Should we just crucify him, cast him out and hope he rots in jail?
OR pray that he gets the therapy he needs, maybe jail time and gets out and becomes a better person?
Torturing a kid is not going to change the rate of domestic violence, while we are on here there are thousands of women in abusive relationships who cannot leave because of financial reasons or they have no where to go.
Rihanna is rich, she has family and a successful career so she can leave at any time.
There are also men out there being abused by their wives and girlfriends too.
Lets get out there and put a stop to this disease instead of torturing a boy.
See the stats, this starts with words, then on to fists, then death. Do you want to wait for the People top dead celeb issue? I know I don't.
You are talking utter nonsense, he did not break her face and most of this article is fabricated.
It's all about proportional response. There are pictures of Chris Brown the DAY AFTER this incident. Not a mark on him. Can't say the same for Rihana. There is no way you can argue that this is simply a case of self defense and proportional response.
I'd be afraid to be your kid. When I was a kid, I hit my sister sometimes. My parents disciplined me, because this was very wrong. They didn't throw me down a flight of stairs and call that the apropriate response and say I deserved it.

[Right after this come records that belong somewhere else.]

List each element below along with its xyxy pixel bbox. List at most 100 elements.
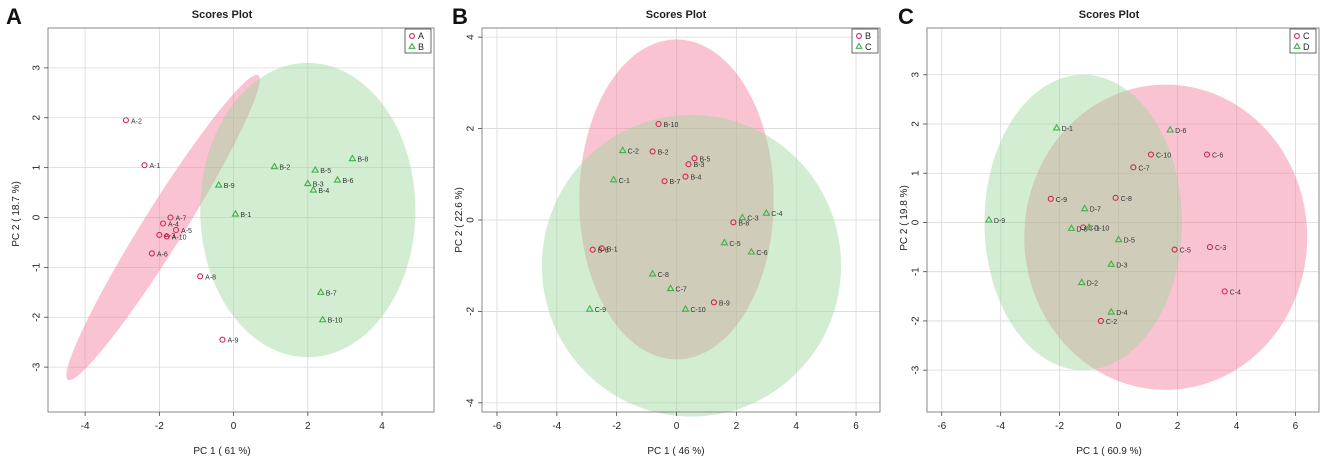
point-label: C-8 <box>658 272 669 279</box>
x-tick-label: 2 <box>734 421 740 432</box>
point-label: B-9 <box>224 183 235 190</box>
x-axis-label: PC 1 ( 60.9 %) <box>1076 446 1142 457</box>
confidence-ellipse-c <box>1024 84 1308 390</box>
point-label: D-5 <box>1124 238 1135 245</box>
scatter-point-triangle <box>762 208 771 216</box>
plot-area: -6 -4 -2 0 2 4 6 -4 -2 0 2 4 B-1 B-2 B-3 B-4 B-5 B-6 B-7 B-… <box>466 27 881 432</box>
legend-circle-marker <box>409 33 415 39</box>
scatter-point-circle <box>1206 244 1213 251</box>
point-label: C-2 <box>1106 319 1117 326</box>
x-tick-label: 4 <box>793 421 799 432</box>
scatter-point-triangle <box>303 179 312 187</box>
scatter-point-circle <box>655 120 662 128</box>
point-label: B-2 <box>658 149 669 156</box>
panel-label: B <box>452 4 468 29</box>
legend-triangle-marker <box>855 42 863 49</box>
point-label: D-7 <box>1090 207 1101 214</box>
legend-triangle-marker <box>1293 42 1301 49</box>
x-tick-label: 2 <box>305 421 311 432</box>
legend-box <box>851 28 879 54</box>
scatter-point-circle <box>1130 164 1137 171</box>
point-label: C-8 <box>1121 196 1132 203</box>
plot-area: -4 -2 0 2 4 -3 -2 -1 0 1 2 3 A-1 A-2 A-3 A-4A-5 A-6 A-7 A-… <box>32 27 435 432</box>
y-tick-label: 2 <box>32 115 43 121</box>
point-label: B-5 <box>699 156 710 163</box>
x-axis-label: PC 1 ( 61 %) <box>193 446 250 457</box>
confidence-ellipse-c <box>541 114 842 417</box>
point-label: D-3 <box>1116 262 1127 269</box>
scatter-point-triangle <box>231 209 240 217</box>
scatter-point-triangle <box>618 146 627 154</box>
point-label: A-1 <box>150 163 161 170</box>
point-label: B-10 <box>664 122 679 129</box>
y-tick-label: -1 <box>32 262 43 271</box>
y-tick-label: 4 <box>466 34 477 40</box>
y-axis-label: PC 2 ( 19.8 %) <box>899 185 910 251</box>
plot-area: -6 -4 -2 0 2 4 6 -3 -2 -1 0 1 2 3 C-1 C-2 C-3 C-4 C-5 C-6 C-… <box>911 27 1320 432</box>
scatter-point-circle <box>685 161 692 168</box>
scatter-point-triangle <box>348 154 357 162</box>
legend-label-b: B <box>418 42 424 52</box>
scatter-point-triangle <box>1067 224 1076 231</box>
y-tick-label: 0 <box>911 219 922 225</box>
x-tick-label: -2 <box>612 421 621 432</box>
x-tick-label: 6 <box>1293 421 1299 432</box>
scatter-point-circle <box>1221 288 1228 295</box>
confidence-ellipse-d <box>984 74 1182 371</box>
point-label: C-3 <box>747 216 758 223</box>
point-label: B-10 <box>328 318 343 325</box>
point-label: A-4 <box>168 221 179 228</box>
scatter-point-circle <box>682 173 689 180</box>
scatter-point-circle <box>1203 151 1211 158</box>
point-label: C-7 <box>1138 165 1149 172</box>
x-tick-label: 0 <box>674 421 680 432</box>
point-label: B-6 <box>343 178 354 185</box>
point-label: C-4 <box>1230 289 1241 296</box>
scatter-point-triangle <box>1085 223 1094 230</box>
plot-title: Scores Plot <box>646 9 707 21</box>
point-label: C-4 <box>771 211 782 218</box>
point-label: B-6 <box>598 248 609 255</box>
legend: A B <box>404 28 432 54</box>
y-tick-label: 1 <box>32 164 43 170</box>
point-label: B-4 <box>690 175 701 182</box>
plot-frame <box>47 27 435 413</box>
scatter-point-circle <box>156 231 163 239</box>
y-tick-label: -2 <box>32 312 43 321</box>
scatter-point-circle <box>1047 195 1054 202</box>
point-label: B-4 <box>318 188 329 195</box>
scatter-point-circle <box>730 219 737 226</box>
legend-label-b: B <box>865 31 871 41</box>
x-tick-label: 0 <box>1116 421 1122 432</box>
scatter-point-circle <box>649 148 656 155</box>
scatter-point-circle <box>710 299 717 306</box>
scatter-point-triangle <box>720 238 729 246</box>
confidence-ellipse-b <box>579 39 774 360</box>
y-tick-label: 1 <box>911 170 922 176</box>
y-tick-label: -2 <box>466 307 477 316</box>
scatter-point-circle <box>1112 194 1119 201</box>
legend-box <box>404 28 432 54</box>
scatter-point-circle <box>1147 151 1155 158</box>
point-label: C-5 <box>729 241 740 248</box>
scatter-point-triangle <box>984 215 993 223</box>
x-tick-label: -2 <box>1055 421 1064 432</box>
legend: B C <box>851 28 879 54</box>
scatter-point-triangle <box>316 288 325 295</box>
x-tick-label: 4 <box>379 421 385 432</box>
scatter-point-triangle <box>1166 125 1175 133</box>
point-label: B-8 <box>357 157 368 164</box>
point-label: C-6 <box>1212 153 1223 160</box>
scatter-point-circle <box>219 336 226 343</box>
point-label: D-9 <box>994 218 1005 225</box>
point-label: B-5 <box>320 168 331 175</box>
point-label: A-3 <box>164 233 175 240</box>
point-label: D-2 <box>1087 281 1098 288</box>
scatter-point-triangle <box>648 269 657 277</box>
point-label: C-2 <box>628 149 639 156</box>
point-label: D-4 <box>1116 310 1127 317</box>
point-label: C-9 <box>1056 197 1067 204</box>
point-label: B-7 <box>326 290 337 297</box>
scatter-point-triangle <box>747 247 756 255</box>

There are no photos of Chris Brown the day after the incident. We did not see Chris again for another 2-3 weeks.
People need to stop reading TMZ.
Enough is enough.
Who said she needs surgery? Did her doctor say that? Did she come out and say that?
People need to get a life and fill their spare time with some volunteer work or something because all people have done for the past 5 weeks is make up stories about Chris, add their own spice to the pot and repeat what they have read on gossip websites.
Rihanna has not come out on TV and said a word to us. The first sighting we had of her was in Mexico where she was in a bikini and had NO marks on her, that was 3 weeks after the fight.
I think too many people have too many hidden agendas and everyone wants to cruicify this boy to feel better about the evil things they have done.
I am hoping and praying for Chris to get the help, support and love he needs.
Many people commenting blame the "moral decay" of youth culture, many blame hip-hop and rap lyrics as priming this kind of abuse, some come straight out and say it's an issue of black culture, many take offense that female-on-male abuse is rarely mentioned and lampoon the domestic violence statistics as feminist propaganda. As a part of that youth culture, I take great exception with the idea that only now does abuse occur. I knew women as a child who were battered, as did my mother and grandmother before me. I have had my sister beaten (while pregnant with the abuser's child) so badly that she hung out of a second story window and spent two weeks in the hospital. This is not a generational, racial or gender specific issue. The statistics show the socio-economic factors play most heavily in abuse situations, and with the deterioration of our economy, I could only wish that we treat this as the present and looming issue that it is.